Last Friday in the semi-finals, Lititz managed just three hits off of Donegal, but it was enough for Ethan Norman, who pitched six innings to get the decision in the Odd Fellows’ 3-1 win over Garden Spot.

Norman struck out three, walked two and yielded just one run on six hits. He also got a key pickoff of GS star Brock Kauffman on third base in the bottom of the first.

“It was (Ethan’s) game and obviously he kept us in it and defensively we played well behind him,” Weismandel said. “So even when you’re not hitting, like they always say, good pitching and good defense will keep you in any game.”

Nate Hess opened the scoring, working a leadoff walk from Donegal starter Josh Leid in the top of the second, stealing second and third and then scoring an errant pickoff throw.

In the third, Bryce Zimmerman walked with two outs and crossed the plate on a GS error on Tyler Martin’s single to right field, making it 2-0.

“We took advantage of a couple of their mistakes and our guys ran the bases well and we scored just enough runs to get a lead and then hold onto it at the end,” Weismandel said.

They added an insurance run in the fourth, as Evan Clark singled to center and courtesy runner Jake Weachter scored on Reed Martin’s double to left.

Spot got one back in the sixth on Anthony Torreulla’s double and Kyle Martin’s sac fly, but Lititz reliever Hess closed the door in the seventh.


In the LNP quarter-finals last Thursday, Lititz’s Zach Peters threw 108 pitches in a complete-game gem, leading the Odd Fellows in a 6-2 victory over Donegal at Clipper Stadium.

Throwing first-pitch strikes to 16 of the 29 batters he faced, the ace righty struck out five, walked five and surrendered only two runs on three hits.

“Outstanding,” Weismandel said of Peters. “Like I said before, he’s one of the best arms, if not the best arm in the league.

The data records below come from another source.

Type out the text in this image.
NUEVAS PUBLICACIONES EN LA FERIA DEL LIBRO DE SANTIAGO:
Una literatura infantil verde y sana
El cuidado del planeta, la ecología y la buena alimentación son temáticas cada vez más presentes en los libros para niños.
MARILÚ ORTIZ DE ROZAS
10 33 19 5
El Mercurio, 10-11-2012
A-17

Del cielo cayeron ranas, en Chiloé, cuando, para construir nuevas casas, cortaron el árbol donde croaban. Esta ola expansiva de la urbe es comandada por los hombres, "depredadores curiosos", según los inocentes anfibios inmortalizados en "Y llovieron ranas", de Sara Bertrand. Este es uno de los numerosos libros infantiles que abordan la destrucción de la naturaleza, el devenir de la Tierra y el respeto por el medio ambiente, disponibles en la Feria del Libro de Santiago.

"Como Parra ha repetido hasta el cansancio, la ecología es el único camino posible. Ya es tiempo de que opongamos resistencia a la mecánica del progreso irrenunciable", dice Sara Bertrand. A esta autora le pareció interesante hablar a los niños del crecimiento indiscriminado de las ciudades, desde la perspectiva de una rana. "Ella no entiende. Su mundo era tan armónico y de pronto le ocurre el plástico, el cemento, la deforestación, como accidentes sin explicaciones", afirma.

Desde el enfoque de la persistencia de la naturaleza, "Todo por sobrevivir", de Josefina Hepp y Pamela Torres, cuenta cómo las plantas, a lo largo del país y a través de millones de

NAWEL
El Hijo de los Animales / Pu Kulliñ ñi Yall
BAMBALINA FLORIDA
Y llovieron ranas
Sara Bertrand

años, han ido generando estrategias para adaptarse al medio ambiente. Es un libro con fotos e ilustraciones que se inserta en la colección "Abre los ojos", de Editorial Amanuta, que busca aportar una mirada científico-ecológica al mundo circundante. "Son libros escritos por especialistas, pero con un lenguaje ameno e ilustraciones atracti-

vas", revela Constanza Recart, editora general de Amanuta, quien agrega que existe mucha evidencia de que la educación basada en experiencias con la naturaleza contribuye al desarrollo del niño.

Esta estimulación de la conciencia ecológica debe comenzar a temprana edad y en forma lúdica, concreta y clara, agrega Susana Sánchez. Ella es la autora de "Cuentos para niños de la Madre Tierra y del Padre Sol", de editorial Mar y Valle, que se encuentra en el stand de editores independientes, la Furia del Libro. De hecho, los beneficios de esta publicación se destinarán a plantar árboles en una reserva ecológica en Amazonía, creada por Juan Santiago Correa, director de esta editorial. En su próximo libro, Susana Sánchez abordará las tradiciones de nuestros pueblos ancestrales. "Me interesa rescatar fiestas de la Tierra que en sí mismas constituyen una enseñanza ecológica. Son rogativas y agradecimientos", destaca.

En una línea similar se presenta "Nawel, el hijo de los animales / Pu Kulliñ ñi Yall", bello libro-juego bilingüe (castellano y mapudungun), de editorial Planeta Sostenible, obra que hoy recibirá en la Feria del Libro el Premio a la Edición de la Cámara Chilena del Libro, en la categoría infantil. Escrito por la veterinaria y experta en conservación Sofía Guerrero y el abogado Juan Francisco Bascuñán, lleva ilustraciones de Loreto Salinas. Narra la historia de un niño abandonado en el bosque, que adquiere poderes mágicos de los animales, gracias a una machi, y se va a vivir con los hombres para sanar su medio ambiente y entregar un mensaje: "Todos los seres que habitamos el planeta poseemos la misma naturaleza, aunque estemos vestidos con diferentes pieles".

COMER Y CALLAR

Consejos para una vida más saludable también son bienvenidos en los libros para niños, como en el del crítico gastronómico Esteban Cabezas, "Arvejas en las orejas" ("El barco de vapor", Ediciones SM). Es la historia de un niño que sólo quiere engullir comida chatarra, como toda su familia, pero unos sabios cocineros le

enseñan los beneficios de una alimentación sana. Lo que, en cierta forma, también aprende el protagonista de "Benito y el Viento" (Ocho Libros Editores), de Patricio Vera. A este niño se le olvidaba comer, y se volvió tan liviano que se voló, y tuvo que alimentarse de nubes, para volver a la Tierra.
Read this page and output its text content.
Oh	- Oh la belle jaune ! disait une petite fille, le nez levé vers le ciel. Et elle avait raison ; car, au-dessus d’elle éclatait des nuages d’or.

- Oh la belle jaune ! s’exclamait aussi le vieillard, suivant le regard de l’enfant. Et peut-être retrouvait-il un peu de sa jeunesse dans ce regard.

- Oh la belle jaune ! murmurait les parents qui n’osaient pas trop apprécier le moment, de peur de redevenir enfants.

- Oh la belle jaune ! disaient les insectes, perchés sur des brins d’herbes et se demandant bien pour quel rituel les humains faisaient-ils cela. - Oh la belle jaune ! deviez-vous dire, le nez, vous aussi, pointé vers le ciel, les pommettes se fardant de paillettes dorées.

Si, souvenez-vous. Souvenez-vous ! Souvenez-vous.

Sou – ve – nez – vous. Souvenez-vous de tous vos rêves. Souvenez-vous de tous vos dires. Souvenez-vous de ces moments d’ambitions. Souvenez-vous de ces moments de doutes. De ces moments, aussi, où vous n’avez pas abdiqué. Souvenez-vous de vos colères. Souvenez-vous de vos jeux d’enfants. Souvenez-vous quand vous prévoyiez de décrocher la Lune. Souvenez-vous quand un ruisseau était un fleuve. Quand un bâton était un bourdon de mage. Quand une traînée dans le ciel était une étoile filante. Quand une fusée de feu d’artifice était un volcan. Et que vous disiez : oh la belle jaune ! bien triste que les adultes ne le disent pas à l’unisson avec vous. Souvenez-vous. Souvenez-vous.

He goes out there and throws strikes, he’s really tough on another team and guys played really solid defense behind him.”

Scoreless through two, Josh Weachter got Lititz’s first base hit off of Connor Green in the bottom of the third and scored on Tyler Martin’s RBI single. Peters then helped his own cause with a run-scoring fielder’s choice to make it 2-0.

After Donegal got one back in the top of the fourth, Lititz answered in the bottom half on Ethan Norman’s RBI single to left.

They added two more insurance runs in the fifth, as Nate Hess had an RBI triple and Evan Clark hit a sacrifice fly to extend the lead to 5-1.

Donegal’s Green doubled and scored on a wild pitch in the top of the sixth, but once again, Lititz responded in the home half. Tyler Hess walked with one out and crossed the plate on a wild pitch to complete the scoring.

“The two times that Donegal scored runs, we came back in the bottom half and scored again, and that right there is huge because you take the momentum right away from them again,” Weismandel said.